Notoriety: Flattery is a great way to engage executives. One SaaS legal research provider, Casetext, started a podcast on legal research topics and invited senior partners at key law firms to be guests on the podcast. This turned out to be a great way to engage senior leaders.
Networking: Access to talent that executives would find relevant and exclusive is also key. One customer in the security space set up executive roundtables with a notable healthcare CTO, and then invited area CTOs of key hospitals to join in an exclusive discussion.
Not all value exchanges are created equal, and the higher the value, the more likely you are to convert. However, you will need to weigh quality versus quantity to scale your programs. Depending on whether you are implementing 1-1 account plays, 1-few, or 1-many, this framework will help you think about and hone in on the optimal value exchange offer.

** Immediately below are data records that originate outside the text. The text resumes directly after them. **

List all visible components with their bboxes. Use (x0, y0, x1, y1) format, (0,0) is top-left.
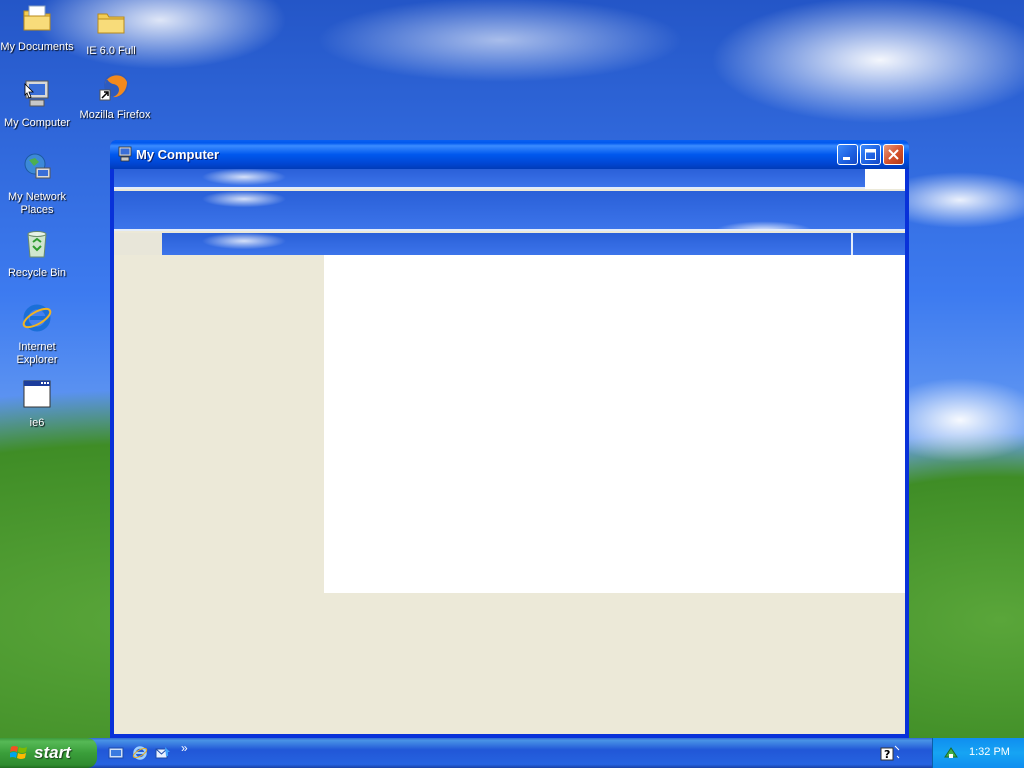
windows-logo-area (865, 169, 905, 189)
minimize-button[interactable] (837, 144, 858, 165)
menu-bar (114, 169, 905, 189)
outlook-express-icon[interactable] (155, 745, 171, 761)
desktop-icon-network-places[interactable]: My Network Places (0, 152, 74, 217)
desktop-icon-firefox[interactable]: Mozilla Firefox (78, 70, 152, 122)
desktop-icon-label: IE 6.0 Full (86, 45, 136, 57)
close-button[interactable] (883, 144, 904, 165)
window-client-area (114, 169, 905, 734)
svg-text:?: ? (884, 748, 890, 761)
minimize-icon (843, 157, 850, 160)
window-app-icon (23, 380, 51, 408)
desktop-icon-label: Mozilla Firefox (79, 109, 151, 121)
desktop-icon-label: My Computer (3, 117, 71, 129)
address-bar (114, 233, 905, 255)
desktop-icon-label: Recycle Bin (7, 267, 67, 279)
desktop-icon-label: My Documents (0, 41, 74, 53)
desktop-icon-recycle-bin[interactable]: Recycle Bin (0, 228, 74, 280)
window-title: My Computer (136, 147, 220, 162)
start-button[interactable]: start (0, 738, 97, 768)
show-desktop-icon[interactable] (108, 745, 124, 761)
address-separator (851, 233, 853, 255)
desktop-icon-my-documents[interactable]: My Documents (0, 2, 74, 54)
toolbar (114, 191, 905, 231)
internet-explorer-icon (22, 304, 52, 332)
quick-launch-chevron[interactable]: » (181, 741, 188, 755)
folder-icon (97, 13, 125, 34)
maximize-button[interactable] (860, 144, 881, 165)
content-pane[interactable] (324, 255, 905, 593)
my-documents-icon (23, 5, 51, 31)
title-bar[interactable]: My Computer (110, 140, 909, 169)
desktop-icon-ie6[interactable]: ie6 (0, 378, 74, 430)
my-computer-icon (24, 80, 49, 107)
internet-explorer-icon[interactable] (132, 745, 148, 761)
system-tray: 1:32 PM (932, 738, 1024, 768)
windows-flag-icon (10, 746, 27, 759)
recycle-bin-icon (27, 231, 47, 258)
desktop-icon-internet-explorer[interactable]: Internet Explorer (0, 302, 74, 367)
address-label-area (114, 233, 162, 255)
my-computer-window[interactable]: My Computer (110, 140, 909, 738)
my-computer-icon (118, 146, 132, 162)
close-icon (888, 149, 899, 160)
desktop-icon-label: My Network Places (7, 191, 67, 216)
desktop-icon-label: ie6 (29, 417, 45, 429)
desktop-icon-ie-full[interactable]: IE 6.0 Full (74, 6, 148, 58)
task-pane (114, 255, 324, 734)
firefox-icon (99, 73, 128, 101)
desktop-icon-label: Internet Explorer (16, 341, 58, 366)
help-icon[interactable]: ? (876, 744, 900, 764)
taskbar: start » ? 1:32 PM (0, 738, 1024, 768)
network-places-icon (24, 153, 51, 179)
maximize-icon (865, 149, 876, 160)
network-tray-icon[interactable] (943, 745, 959, 761)
desktop-icon-my-computer[interactable]: My Computer (0, 78, 74, 130)
start-label: start (34, 743, 71, 762)
clock[interactable]: 1:32 PM (969, 746, 1010, 758)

Once you know what value you want to offer, the next step is finding the channels that work for your audience. Personal preference and the type of executives you’re targeting play a part here, but there are key channels that perform better across the board with executives and different stages of the funnel.
The key here is testing and monitoring signals to understand what is working, and then continuing to evolve your programs with the optimal channel mix. For example, for some clients in the security and technical space, we have found little value in running targeted, account based advertising: many CTOs and CSOs block ads, or the ads fail to resonate with them. On the other hand, a marketing executive may be thrilled to see a relevant and targeted message.
Pulling it all together with well-crafted messaging, touchpoints, and orchestration is the key to a winning account play.